Purtroppo, come dicevo, la storia la scrivono i vincitori, è sempre stato così ed ancora è così ai giorni nostri. In base a questo tragico assunto i duesiciliani passarono, in breve, da sudditi a briganti. Così furono definiti. Briganti divennero tutti coloro che si opposero all’invasione e alla spoliazione del proprio paese da parte di un esercito straniero. La storia la scrivono i vincitori e ben poco ci è voluto per trasformare i partigiani delle Due Sicilie in Briganti. Uomini che lottavano per la propria libertà contro una libertà “esportata” pretestuosamente dai Savoia e da Cavour che, fattosi due conti, decise che l’operazione “commerciale” di annettere il Regno Napoletano a quello sabaudo sarebbe stata di gran lunga fruttuosa. Per le malandate casse piemontesi che nel 1860 potevano contare su appena 20 milioni di lire in cartamoneta i 400 i milioni di lire, che erano depositati nelle casse del Banco di Napoli ed appartenevano alla corona, erano un toccasana.
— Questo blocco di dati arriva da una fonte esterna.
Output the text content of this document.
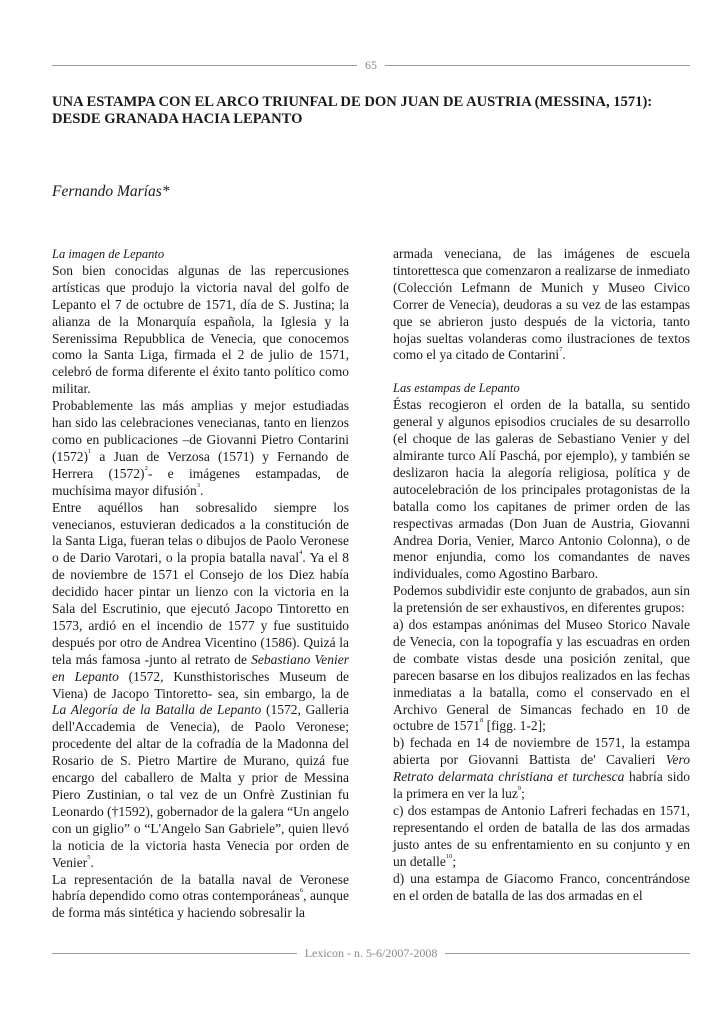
65
UNA ESTAMPA CON EL ARCO TRIUNFAL DE DON JUAN DE AUSTRIA (MESSINA, 1571): DESDE GRANADA HACIA LEPANTO

Fernando Marías*

La imagen de Lepanto

Son bien conocidas algunas de las repercusiones artísticas que produjo la victoria naval del golfo de Lepanto el 7 de octubre de 1571, día de S. Justina; la alianza de la Monarquía española, la Iglesia y la Serenissima Repubblica de Venecia, que conocemos como la Santa Liga, firmada el 2 de julio de 1571, celebró de forma diferente el éxito tanto político como militar.

Probablemente las más amplias y mejor estudiadas han sido las celebraciones venecianas, tanto en lienzos como en publicaciones –de Giovanni Pietro Contarini $(1572)^1$ a Juan de Verzosa (1571) y Fernando de Herrera $(1572)^2-$ e imágenes estampadas, de muchísima mayor difusión$^3$.

Entre aquéllos han sobresalido siempre los venecianos, estuvieran dedicados a la constitución de la Santa Liga, fueran telas o dibujos de Paolo Veronese o de Dario Varotari, o la propia batalla naval$^4$. Ya el 8 de noviembre de 1571 el Consejo de los Diez había decidido hacer pintar un lienzo con la victoria en la Sala del Escrutinio, que ejecutó Jacopo Tintoretto en 1573, ardió en el incendio de 1577 y fue sustituido después por otro de Andrea Vicentino (1586). Quizá la tela más famosa -junto al retrato de Sebastiano Venier en Lepanto (1572, Kunsthistorisches Museum de Viena) de Jacopo Tintoretto- sea, sin embargo, la de La Alegoría de la Batalla de Lepanto (1572, Galleria dell'Accademia de Venecia), de Paolo Veronese; procedente del altar de la cofradía de la Madonna del Rosario de S. Pietro Martire de Murano, quizá fue encargo del caballero de Malta y prior de Messina Piero Zustinian, o tal vez de un Onfrè Zustinian fu Leonardo (†1592), gobernador de la galera “Un angelo con un giglio” o “L'Angelo San Gabriele”, quien llevó la noticia de la victoria hasta Venecia por orden de Venier$^5$.

La representación de la batalla naval de Veronese habría dependido como otras contemporáneas$^6$, aunque de forma más sintética y haciendo sobresalir la

armada veneciana, de las imágenes de escuela tintorettesca que comenzaron a realizarse de inmediato (Colección Lefmann de Munich y Museo Civico Correr de Venecia), deudoras a su vez de las estampas que se abrieron justo después de la victoria, tanto hojas sueltas volanderas como ilustraciones de textos como el ya citado de Contarini$^7$.

Las estampas de Lepanto

Éstas recogieron el orden de la batalla, su sentido general y algunos episodios cruciales de su desarrollo (el choque de las galeras de Sebastiano Venier y del almirante turco Alí Paschá, por ejemplo), y también se deslizaron hacia la alegoría religiosa, política y de autocelebración de los principales protagonistas de la batalla como los capitanes de primer orden de las respectivas armadas (Don Juan de Austria, Giovanni Andrea Doria, Venier, Marco Antonio Colonna), o de menor enjundia, como los comandantes de naves individuales, como Agostino Barbaro.

Podemos subdividir este conjunto de grabados, aun sin la pretensión de ser exhaustivos, en diferentes grupos:

a) dos estampas anónimas del Museo Storico Navale de Venecia, con la topografía y las escuadras en orden de combate vistas desde una posición zenital, que parecen basarse en los dibujos realizados en las fechas inmediatas a la batalla, como el conservado en el Archivo General de Simancas fechado en 10 de octubre de 1571$^8$ [figg. 1-2];

b) fechada en 14 de noviembre de 1571, la estampa abierta por Giovanni Battista de' Cavalieri Vero Retrato delarmata christiana et turchesca habría sido la primera en ver la luz$^9$;

c) dos estampas de Antonio Lafreri fechadas en 1571, representando el orden de batalla de las dos armadas justo antes de su enfrentamiento en su conjunto y en un detalle$^{10}$;

d) una estampa de Giacomo Franco, concentrándose en el orden de batalla de las dos armadas en el

Lexicon - n. 5-6/2007-2008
Ben 400 milioni in oro.
La cassa fu rapinata e portata al nord e servì a sanare i debiti che i piemontesi avevano contratto negli anni per campagne belliche disastrose e al felice regno del Sole, del mare e del mandolino, rimase il sole, troppo spesso, per i “briganti”, a quadri da una cella dimenticata da Dio, il mare controllato dalle potenti flotte europee e il mandolino per cantare:
O Italiella,o Italià./ T’he fatto la vunnella talià,/ te l’è fatta de tre culure,/ e nuje simmo rimaste annure/
comme ce ha fatto mamma,/ scauze annure e muorte ‘e famma.